High-level diagnosis of the economy
What are the factors that shape our economy and how have these developed?
A country’s level of economic development is largely determined by the interplay of several factors: labour, institutions, natural endowments and capital stock. These factors are in turn shaped by history and global factors, and they evolve over time. Labour issues include the size of the labour force, its level of skill and experience and its location. Institutions include issues such as the capacity of government, the rule of law, the level of trust in a society and the way in which regulation governs economic behaviour (producing, selling, buying, working, hiring, dismissal, training, investing, lending and borrowing). Natural endowments include land, water, coastline, minerals and geographic location. Capital stock refers to the stock of public and private assets that a country has accumulated over time, and how they are maintained, expanded and used. A related issue is savings and the extent to which they are committed to investment.
Given the number of factors and the interplay among them, there can be no recipe or one-size-fits-all plan to raise a nation’s wealth and incomes. Each of these factors is determined by history, culture, social interaction, norms and ethics. The combination of all of these factors affects how markets operate, their efficiency and who receives the bulk of the proceeds from these interactions.
In this regard, three factors stand out as most important.
· Labour and its utilisation – who works, how many people work, who they work for, how much they are paid and what work they do.
· Productivity and what influences it – the operation of economic institutions, the efficacy of the state, and the level of education and training.

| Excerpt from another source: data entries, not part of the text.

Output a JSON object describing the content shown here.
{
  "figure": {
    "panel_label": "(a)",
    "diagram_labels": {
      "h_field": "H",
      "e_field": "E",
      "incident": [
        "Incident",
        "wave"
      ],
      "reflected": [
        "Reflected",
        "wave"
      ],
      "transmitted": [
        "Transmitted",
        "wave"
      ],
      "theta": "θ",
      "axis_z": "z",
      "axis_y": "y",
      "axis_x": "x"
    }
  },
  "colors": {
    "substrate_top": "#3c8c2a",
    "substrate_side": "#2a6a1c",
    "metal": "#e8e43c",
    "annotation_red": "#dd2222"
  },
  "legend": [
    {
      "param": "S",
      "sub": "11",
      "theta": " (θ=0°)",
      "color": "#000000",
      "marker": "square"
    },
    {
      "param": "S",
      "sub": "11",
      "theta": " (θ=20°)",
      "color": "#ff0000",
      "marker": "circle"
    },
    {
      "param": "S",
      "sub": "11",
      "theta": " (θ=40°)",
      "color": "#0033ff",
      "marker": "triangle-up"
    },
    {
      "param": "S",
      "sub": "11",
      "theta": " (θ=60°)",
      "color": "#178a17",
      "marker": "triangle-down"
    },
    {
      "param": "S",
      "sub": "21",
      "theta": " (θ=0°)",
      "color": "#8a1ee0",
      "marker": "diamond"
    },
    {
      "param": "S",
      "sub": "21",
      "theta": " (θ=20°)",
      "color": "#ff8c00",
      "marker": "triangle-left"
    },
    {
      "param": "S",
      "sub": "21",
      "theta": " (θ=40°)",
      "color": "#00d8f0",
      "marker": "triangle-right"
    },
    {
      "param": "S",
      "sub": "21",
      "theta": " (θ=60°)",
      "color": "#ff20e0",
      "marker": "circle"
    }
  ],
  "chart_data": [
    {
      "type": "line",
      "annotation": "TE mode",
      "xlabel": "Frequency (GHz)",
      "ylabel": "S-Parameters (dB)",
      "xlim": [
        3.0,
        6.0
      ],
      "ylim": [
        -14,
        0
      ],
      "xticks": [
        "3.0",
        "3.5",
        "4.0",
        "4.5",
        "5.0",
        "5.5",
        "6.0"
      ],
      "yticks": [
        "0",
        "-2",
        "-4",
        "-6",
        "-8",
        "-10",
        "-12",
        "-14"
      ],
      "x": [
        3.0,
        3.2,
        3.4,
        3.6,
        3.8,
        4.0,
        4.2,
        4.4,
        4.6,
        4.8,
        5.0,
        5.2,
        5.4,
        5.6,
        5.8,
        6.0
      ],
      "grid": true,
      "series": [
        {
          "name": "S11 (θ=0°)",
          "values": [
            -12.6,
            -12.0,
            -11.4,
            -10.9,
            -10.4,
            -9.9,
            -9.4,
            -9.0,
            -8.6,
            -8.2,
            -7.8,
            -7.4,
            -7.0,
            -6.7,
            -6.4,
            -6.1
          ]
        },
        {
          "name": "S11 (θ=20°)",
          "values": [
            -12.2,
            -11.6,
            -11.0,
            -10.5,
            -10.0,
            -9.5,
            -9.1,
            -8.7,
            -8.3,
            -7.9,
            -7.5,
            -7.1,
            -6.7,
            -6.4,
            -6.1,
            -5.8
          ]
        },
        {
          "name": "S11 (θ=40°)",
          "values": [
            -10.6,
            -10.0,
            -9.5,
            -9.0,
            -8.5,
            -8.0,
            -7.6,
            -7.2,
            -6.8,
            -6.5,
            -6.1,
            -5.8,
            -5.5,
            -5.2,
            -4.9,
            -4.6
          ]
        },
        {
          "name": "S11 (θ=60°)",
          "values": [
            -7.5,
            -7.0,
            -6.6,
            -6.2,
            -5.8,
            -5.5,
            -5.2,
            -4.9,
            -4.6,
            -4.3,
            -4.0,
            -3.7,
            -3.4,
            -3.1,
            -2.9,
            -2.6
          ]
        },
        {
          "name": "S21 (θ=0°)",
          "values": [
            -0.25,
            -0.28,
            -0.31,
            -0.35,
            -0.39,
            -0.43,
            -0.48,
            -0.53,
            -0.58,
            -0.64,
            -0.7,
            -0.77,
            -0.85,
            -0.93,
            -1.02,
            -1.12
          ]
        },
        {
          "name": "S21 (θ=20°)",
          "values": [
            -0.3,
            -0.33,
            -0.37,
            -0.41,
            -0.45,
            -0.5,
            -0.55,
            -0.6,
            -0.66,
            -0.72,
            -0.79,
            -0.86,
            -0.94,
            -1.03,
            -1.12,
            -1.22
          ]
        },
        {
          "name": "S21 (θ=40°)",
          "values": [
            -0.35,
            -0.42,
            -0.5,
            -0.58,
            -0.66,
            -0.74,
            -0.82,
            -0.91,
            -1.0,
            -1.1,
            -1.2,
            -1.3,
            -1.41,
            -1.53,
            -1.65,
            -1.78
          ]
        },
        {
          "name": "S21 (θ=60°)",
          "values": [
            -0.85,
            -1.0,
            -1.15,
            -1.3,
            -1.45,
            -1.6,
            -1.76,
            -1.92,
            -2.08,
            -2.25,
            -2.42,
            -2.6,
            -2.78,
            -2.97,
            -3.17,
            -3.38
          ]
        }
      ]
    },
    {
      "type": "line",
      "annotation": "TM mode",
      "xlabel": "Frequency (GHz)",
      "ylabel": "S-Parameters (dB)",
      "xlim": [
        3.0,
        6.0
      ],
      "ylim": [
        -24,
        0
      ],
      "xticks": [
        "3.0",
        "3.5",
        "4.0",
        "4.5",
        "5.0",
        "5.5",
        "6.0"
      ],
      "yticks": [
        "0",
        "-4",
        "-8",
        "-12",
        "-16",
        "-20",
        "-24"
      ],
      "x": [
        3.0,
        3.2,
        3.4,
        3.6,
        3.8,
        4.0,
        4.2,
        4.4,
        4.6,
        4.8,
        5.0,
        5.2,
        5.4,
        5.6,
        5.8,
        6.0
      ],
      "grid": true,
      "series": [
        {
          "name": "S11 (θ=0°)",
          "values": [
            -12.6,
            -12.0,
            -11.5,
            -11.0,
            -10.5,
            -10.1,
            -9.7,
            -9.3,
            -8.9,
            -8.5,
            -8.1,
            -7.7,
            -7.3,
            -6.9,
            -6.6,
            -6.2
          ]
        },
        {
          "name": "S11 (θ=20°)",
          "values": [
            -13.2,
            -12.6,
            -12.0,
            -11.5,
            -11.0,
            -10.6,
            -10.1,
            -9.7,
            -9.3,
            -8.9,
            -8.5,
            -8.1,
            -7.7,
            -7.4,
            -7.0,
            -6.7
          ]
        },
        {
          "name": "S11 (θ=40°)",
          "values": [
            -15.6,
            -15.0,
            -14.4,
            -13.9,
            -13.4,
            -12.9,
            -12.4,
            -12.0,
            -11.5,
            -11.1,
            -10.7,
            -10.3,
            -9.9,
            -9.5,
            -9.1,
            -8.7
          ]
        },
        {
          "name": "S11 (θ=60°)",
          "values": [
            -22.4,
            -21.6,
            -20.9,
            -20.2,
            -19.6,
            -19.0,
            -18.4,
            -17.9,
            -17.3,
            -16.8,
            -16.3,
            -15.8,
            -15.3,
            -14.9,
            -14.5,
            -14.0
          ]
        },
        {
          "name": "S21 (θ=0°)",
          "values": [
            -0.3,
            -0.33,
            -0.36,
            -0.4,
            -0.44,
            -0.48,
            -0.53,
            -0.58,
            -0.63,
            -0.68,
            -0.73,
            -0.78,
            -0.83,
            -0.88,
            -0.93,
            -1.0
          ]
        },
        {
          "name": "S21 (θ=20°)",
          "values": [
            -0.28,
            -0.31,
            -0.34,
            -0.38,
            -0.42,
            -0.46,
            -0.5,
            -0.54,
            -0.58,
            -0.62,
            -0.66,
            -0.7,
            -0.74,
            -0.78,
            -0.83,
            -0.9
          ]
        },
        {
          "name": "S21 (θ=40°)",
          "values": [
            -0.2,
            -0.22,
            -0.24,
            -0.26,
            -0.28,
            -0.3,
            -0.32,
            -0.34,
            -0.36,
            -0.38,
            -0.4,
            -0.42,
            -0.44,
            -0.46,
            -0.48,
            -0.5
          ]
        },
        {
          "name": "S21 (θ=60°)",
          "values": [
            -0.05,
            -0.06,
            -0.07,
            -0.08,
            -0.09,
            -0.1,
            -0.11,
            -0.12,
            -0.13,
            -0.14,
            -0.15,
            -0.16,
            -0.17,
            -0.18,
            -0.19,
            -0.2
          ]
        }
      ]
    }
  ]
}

· Capital stock and its expansion (investments) – how modern it is, whether it is being maintained, how quickly it is being developed and where it is being developed.
Taking these issues into account, when comparing South Africa to other middle-income countries or to developed countries, several differences stand out in sharp relief. The most glaring difference is that so few people in South Africa are involved in economic activity. One quarter of the labour force is unemployed and actively looking for work. But this statistic masks the extent that a very high proportion of South African adults do not participate in the labour market. Only about 41 percent of the adult population (ages 18 to 60) work, either in the formal or informal sector, employed or self-employed. This rate is about two-thirds in countries such as Brazil or Malaysia, and about 70 percent in the US and UK. Outside of Southern Africa, the only countries with similarly low levels of employment are in the Middle East, where a large portion of the population (women) is excluded from the workforce.
Productivity is a critical contributor to sustainable growth and rising living standards. But it is notoriously difficult to measure and interpret. Real wages can rise faster than productivity for only short periods; long term improvements in real wages depend on concomitant productivity improvements. Multi-factor productivity fell between 1970 and 1990, and rose on an annual basis by almost 2 percent between 1990 and 2009. At the same time, unit labour costs rose by 5.7 percent annually. This masks challenges where real wages of public sector employees has grown substantially, but across the economy, those of low and semi-skilled workers have not. Productivity certainly has not grown fast enough to spur the economy forward as needed. Some of the challenges lie within the behaviour of firms, and some reside in the domain of the economic environment.
Comparisons on the size or state of the capital stock are difficult for definitional reasons. What is on record is that South Africa’s level of public and private investment (including maintenance) is significantly lower than high-growth countries such as South Korea or China. Investment as a proportion of GDP reached about 24 percent in 2008 at the peak of the high-growth period, but has averaged below 20 percent since the mid-1980s. Countries such as South Korea invested about one-third of their GDP during their period of rapid economic expansion.
These observations underline the reasons for South Africa’s economic weaknesses: too few people work; there is too little investment in expanding and upgrading capital stock, especially infrastructure; and productivity is relatively low.
In summary, South Africa’s short- to medium-term challenge is to raise levels of employment, including low-skilled work. Over the longer term, the country needs higher levels of investment, and to improve productivity through better education, more efficient infrastructure, more appropriate economic regulations and better-functioning institutions. Rising employment is likely to have the biggest effect on poverty and make growth more inclusive. Higher infrastructure investment would help create conditions for higher growth. Regulatory reform that lowers prices, encourages investment and draws in more lab our into the production process are also necessary.
Why the South African economy developed a bias against using labour in the factors of production is an issue that deserves examination. This bias must be reversed.